Utilizing the GBDT approach, we examined the effects of mismatched neighborhood characteristics on neighborhood satisfaction, using the R-based “gbm” package (Ridgeway 2007). The tree-based ensemble can draw on insights and techniques from both statistical and machine learning methods (Friedman 2001). Compared to traditional regression, the GBDT approach has a few advantages in the context of satisfaction studies (Ding, Cao, and Næss 2018; Dong et al. 2019):
It produces prediction that is more precise.
It does not require data to follow a particular distribution. This feature is particularly useful because most, if not all, satisfaction variables in the literature are skewed to the left.
It can accommodate missing variable data. The traditional listwise deletion approach may generate estimation bias if data are not missing completely at random. It also lowers statistical power by reducing sample size (Peugh and Enders 2004).
It can address the multicollinearity problem. Multicollinearity could be an issue because some neighborhood characteristics measure a similar dimension of the built environment.
More importantly, the GBDT approach can quantify the relative importance of each independent variable in predicting response, which is a key objective of this study. However, a shortcoming of the GBDT approach is that it does not produce statistical inference.
Table 1 presents the relative importance of all mismatched neighborhood characteristics to predict neighborhood satisfaction and compares important neighborhood characteristics between urban and suburban neighborhoods. All the relative importance sums to 100%.

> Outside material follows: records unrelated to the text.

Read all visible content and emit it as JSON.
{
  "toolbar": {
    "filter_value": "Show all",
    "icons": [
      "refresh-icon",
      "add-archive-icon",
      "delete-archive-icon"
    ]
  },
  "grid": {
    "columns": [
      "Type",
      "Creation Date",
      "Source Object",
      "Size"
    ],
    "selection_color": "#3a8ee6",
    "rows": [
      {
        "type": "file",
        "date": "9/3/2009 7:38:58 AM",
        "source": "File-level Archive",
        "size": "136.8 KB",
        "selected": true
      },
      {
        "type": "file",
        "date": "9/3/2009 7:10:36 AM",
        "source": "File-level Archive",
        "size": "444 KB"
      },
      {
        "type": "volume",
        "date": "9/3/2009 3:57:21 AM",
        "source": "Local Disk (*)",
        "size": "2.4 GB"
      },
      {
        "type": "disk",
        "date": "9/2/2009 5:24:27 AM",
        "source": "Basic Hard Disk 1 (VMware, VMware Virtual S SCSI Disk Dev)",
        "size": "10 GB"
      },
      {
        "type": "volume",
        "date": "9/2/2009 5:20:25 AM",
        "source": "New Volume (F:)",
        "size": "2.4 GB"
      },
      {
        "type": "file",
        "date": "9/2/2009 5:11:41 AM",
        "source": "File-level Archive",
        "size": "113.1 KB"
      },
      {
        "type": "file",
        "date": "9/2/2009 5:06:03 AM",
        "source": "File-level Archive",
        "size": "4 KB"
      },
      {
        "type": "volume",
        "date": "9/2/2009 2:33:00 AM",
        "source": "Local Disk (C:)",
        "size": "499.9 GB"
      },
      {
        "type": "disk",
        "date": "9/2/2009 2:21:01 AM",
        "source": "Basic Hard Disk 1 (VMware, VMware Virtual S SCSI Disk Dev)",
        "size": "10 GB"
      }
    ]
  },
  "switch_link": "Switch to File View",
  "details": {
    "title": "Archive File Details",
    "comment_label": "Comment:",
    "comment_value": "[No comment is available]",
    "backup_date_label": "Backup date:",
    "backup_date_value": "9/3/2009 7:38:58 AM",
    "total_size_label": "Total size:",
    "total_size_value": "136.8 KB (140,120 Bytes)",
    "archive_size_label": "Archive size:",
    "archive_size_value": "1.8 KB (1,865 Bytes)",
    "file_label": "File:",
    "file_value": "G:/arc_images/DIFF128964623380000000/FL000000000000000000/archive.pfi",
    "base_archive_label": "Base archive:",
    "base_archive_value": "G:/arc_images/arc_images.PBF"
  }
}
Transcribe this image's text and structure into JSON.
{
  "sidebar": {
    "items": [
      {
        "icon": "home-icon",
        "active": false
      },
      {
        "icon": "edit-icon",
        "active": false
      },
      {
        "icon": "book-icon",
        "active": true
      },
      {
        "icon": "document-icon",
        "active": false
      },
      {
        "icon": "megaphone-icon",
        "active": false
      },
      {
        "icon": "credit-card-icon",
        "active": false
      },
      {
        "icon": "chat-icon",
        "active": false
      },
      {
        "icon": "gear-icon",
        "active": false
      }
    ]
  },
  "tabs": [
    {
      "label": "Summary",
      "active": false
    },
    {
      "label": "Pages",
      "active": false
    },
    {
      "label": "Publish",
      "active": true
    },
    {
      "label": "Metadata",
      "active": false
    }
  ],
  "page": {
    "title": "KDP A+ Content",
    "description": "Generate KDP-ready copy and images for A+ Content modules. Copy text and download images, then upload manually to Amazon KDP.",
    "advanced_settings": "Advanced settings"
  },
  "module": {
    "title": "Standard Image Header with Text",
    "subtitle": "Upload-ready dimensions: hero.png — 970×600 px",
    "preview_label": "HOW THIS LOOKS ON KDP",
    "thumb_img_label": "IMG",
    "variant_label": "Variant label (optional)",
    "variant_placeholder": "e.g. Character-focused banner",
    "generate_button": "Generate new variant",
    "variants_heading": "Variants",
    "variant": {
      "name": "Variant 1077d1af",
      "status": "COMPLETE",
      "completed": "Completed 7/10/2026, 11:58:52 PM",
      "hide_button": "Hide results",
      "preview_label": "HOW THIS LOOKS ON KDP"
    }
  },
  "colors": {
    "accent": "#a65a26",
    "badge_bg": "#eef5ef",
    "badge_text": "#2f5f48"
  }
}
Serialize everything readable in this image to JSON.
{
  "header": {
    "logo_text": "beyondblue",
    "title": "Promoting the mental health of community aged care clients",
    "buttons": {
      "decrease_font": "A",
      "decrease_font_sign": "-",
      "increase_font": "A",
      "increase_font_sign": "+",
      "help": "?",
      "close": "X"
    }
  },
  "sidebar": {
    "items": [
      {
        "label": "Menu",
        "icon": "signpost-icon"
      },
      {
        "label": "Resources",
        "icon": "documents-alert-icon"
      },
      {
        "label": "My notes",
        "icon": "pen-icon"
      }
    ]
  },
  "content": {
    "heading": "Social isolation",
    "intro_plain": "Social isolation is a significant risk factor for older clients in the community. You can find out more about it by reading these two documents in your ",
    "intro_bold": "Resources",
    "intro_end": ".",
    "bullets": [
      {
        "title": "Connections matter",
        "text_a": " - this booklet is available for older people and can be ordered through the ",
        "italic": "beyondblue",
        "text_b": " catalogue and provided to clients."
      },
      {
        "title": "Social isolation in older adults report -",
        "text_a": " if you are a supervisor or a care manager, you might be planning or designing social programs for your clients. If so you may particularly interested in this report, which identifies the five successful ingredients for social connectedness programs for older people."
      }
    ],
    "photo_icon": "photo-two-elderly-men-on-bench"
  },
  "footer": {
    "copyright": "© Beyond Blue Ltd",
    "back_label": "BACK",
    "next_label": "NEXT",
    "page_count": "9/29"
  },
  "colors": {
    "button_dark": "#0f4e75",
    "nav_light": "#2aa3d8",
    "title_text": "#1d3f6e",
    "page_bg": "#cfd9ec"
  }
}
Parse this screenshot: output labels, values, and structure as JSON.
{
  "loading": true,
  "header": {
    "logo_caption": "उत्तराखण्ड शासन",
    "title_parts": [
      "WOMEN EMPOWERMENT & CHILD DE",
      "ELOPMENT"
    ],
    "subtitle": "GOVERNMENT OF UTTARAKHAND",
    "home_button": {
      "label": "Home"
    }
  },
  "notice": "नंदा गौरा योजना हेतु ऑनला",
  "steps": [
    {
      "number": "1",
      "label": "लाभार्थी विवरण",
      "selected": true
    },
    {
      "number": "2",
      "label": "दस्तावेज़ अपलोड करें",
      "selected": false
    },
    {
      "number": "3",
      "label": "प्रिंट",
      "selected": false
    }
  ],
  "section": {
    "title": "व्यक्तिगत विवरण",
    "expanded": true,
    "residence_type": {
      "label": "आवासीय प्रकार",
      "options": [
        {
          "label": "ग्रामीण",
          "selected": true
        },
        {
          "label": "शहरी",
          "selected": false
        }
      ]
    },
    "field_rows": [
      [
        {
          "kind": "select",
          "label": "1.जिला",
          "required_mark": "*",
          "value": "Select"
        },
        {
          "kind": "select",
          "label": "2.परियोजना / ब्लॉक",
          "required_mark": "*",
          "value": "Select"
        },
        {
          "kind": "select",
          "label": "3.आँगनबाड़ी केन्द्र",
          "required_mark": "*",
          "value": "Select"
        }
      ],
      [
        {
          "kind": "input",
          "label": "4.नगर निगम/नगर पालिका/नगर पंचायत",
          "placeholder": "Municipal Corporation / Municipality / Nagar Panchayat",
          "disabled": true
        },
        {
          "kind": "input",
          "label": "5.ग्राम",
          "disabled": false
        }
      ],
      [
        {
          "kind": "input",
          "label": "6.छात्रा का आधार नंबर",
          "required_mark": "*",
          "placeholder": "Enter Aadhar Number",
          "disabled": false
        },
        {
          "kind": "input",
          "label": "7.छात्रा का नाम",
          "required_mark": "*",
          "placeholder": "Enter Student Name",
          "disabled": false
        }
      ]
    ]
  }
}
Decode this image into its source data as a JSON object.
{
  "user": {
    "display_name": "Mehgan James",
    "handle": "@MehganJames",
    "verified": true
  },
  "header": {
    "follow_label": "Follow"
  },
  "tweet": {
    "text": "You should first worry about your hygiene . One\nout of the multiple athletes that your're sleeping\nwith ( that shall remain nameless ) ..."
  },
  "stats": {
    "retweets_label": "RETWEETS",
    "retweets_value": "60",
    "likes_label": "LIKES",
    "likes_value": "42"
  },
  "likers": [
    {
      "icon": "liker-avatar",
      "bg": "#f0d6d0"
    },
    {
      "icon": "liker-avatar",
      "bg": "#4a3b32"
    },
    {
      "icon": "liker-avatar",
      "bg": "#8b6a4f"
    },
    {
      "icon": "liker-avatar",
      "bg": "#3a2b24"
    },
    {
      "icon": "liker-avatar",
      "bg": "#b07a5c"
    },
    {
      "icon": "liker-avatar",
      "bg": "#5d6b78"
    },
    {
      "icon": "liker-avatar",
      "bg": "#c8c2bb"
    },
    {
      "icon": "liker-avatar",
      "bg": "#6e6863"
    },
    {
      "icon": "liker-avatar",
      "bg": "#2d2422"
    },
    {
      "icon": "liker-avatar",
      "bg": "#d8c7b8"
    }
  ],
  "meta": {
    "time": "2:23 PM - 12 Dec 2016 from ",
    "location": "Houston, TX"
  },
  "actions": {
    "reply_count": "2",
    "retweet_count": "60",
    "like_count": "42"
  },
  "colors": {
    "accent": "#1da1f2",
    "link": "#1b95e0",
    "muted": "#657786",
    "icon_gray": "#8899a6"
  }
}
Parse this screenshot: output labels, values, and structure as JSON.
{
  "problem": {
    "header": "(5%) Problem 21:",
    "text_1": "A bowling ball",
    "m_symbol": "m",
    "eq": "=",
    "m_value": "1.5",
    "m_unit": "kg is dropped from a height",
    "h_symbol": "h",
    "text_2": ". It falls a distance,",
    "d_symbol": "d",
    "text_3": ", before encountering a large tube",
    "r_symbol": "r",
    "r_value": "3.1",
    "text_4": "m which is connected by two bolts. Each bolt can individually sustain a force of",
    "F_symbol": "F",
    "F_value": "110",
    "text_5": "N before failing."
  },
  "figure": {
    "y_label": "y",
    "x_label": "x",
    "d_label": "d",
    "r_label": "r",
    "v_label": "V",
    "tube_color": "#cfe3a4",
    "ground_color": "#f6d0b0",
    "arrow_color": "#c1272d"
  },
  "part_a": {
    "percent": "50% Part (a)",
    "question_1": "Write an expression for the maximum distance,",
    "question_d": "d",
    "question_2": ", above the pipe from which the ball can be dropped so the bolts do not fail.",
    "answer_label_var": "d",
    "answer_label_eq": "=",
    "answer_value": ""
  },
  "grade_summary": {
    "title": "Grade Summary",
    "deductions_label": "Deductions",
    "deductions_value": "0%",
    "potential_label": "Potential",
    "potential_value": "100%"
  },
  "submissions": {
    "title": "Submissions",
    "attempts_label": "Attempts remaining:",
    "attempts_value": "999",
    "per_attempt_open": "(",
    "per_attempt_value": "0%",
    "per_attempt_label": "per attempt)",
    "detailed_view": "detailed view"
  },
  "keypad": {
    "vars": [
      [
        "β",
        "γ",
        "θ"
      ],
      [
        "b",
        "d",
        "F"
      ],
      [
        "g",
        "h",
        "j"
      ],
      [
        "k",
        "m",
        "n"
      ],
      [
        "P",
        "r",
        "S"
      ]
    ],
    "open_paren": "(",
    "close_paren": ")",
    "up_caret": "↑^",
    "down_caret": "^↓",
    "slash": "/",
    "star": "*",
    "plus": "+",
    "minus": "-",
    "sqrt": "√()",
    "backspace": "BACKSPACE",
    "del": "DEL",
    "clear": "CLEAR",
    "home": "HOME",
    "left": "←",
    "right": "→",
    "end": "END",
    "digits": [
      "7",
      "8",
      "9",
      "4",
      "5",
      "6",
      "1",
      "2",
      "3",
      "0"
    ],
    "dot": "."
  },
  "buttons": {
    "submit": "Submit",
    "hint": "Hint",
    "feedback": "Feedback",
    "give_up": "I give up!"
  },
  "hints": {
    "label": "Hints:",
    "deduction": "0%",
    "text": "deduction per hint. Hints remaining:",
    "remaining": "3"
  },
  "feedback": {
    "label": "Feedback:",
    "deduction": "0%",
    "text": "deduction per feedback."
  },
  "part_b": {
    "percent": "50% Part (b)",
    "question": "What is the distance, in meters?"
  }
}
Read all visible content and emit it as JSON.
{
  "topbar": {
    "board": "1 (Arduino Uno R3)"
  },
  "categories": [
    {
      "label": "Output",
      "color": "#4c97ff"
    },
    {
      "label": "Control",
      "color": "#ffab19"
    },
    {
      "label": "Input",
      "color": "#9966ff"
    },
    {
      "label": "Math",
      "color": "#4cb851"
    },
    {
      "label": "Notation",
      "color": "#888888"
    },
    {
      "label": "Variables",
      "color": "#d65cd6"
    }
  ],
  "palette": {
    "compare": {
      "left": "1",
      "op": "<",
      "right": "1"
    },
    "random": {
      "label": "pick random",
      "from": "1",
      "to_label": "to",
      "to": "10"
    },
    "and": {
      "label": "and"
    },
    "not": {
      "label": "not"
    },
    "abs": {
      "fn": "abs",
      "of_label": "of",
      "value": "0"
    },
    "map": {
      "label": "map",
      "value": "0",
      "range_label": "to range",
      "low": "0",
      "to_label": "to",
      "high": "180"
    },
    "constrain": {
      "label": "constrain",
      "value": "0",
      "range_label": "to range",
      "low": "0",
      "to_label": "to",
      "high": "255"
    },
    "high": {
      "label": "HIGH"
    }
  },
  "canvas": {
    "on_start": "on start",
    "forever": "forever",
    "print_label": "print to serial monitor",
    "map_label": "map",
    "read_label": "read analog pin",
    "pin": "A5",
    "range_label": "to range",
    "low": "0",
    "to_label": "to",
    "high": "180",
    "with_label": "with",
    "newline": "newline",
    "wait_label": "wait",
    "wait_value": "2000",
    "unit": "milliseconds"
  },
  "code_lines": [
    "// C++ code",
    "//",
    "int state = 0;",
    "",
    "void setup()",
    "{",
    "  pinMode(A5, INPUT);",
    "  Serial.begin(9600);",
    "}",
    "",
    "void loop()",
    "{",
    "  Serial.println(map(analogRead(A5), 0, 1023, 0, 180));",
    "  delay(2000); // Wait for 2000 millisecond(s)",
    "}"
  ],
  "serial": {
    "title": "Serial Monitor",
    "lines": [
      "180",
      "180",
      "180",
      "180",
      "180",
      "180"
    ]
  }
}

Three neighborhood characteristics regarding transportation infrastructure and accessibility are among the top 10 important variables in urban neighborhoods. They are related to bike routes, proximity to workplace, and proximity to religious or civil buildings. By contrast, parking infrastructure is the only transportation and accessibility variable among the top 10 important characteristics in suburban neighborhoods. Overall, transportation- and accessibility-related variables are important to satisfaction with urban neighborhoods, with a collective contribution of more than 30%. However, they have a limited impact on satisfaction with suburban neighborhoods, with a collective contribution of only 12%.
Affordability and crime rate appear in the list of the top five important neighborhood characteristics for both urban and suburban neighborhoods. This highlights their critical role in affecting neighborhood satisfaction. This finding is consistent with the important determinants of residential location choice (Bina, Warburg, and Kockelman 2006; Cao 2008). On the other hand, the relative importance of affordability and crime is substantially different between urban and suburban neighborhoods.
The divergences in influential neighborhood characteristics generally reflects the different conditions of urban and suburban neighborhoods and their residents’ differing needs. Because housing stock is older in urban neighborhoods than in suburban neighborhoods, housing quality and upkeep play a key role in neighborhood satisfaction in urban neighborhoods, more so than in suburban neighborhoods. Furthermore, Minneapolis is well-known for its biking culture and attracts bicyclists to reside there, so bike infrastructure plays an important role. Suburban households have more children than urban households. Accordingly, school quality is more crucial to suburban residents than urban residents.
In summary, urban residents tend to value transportation and accessibility features of residential neighborhoods, whereas suburban residents tend to emphasize affordability, safety, and school features.
Data collection was supported by the Transitway Impact Research Program in the Twin Cities. Jessica Schoner helped with the survey administration and ArcGIS application.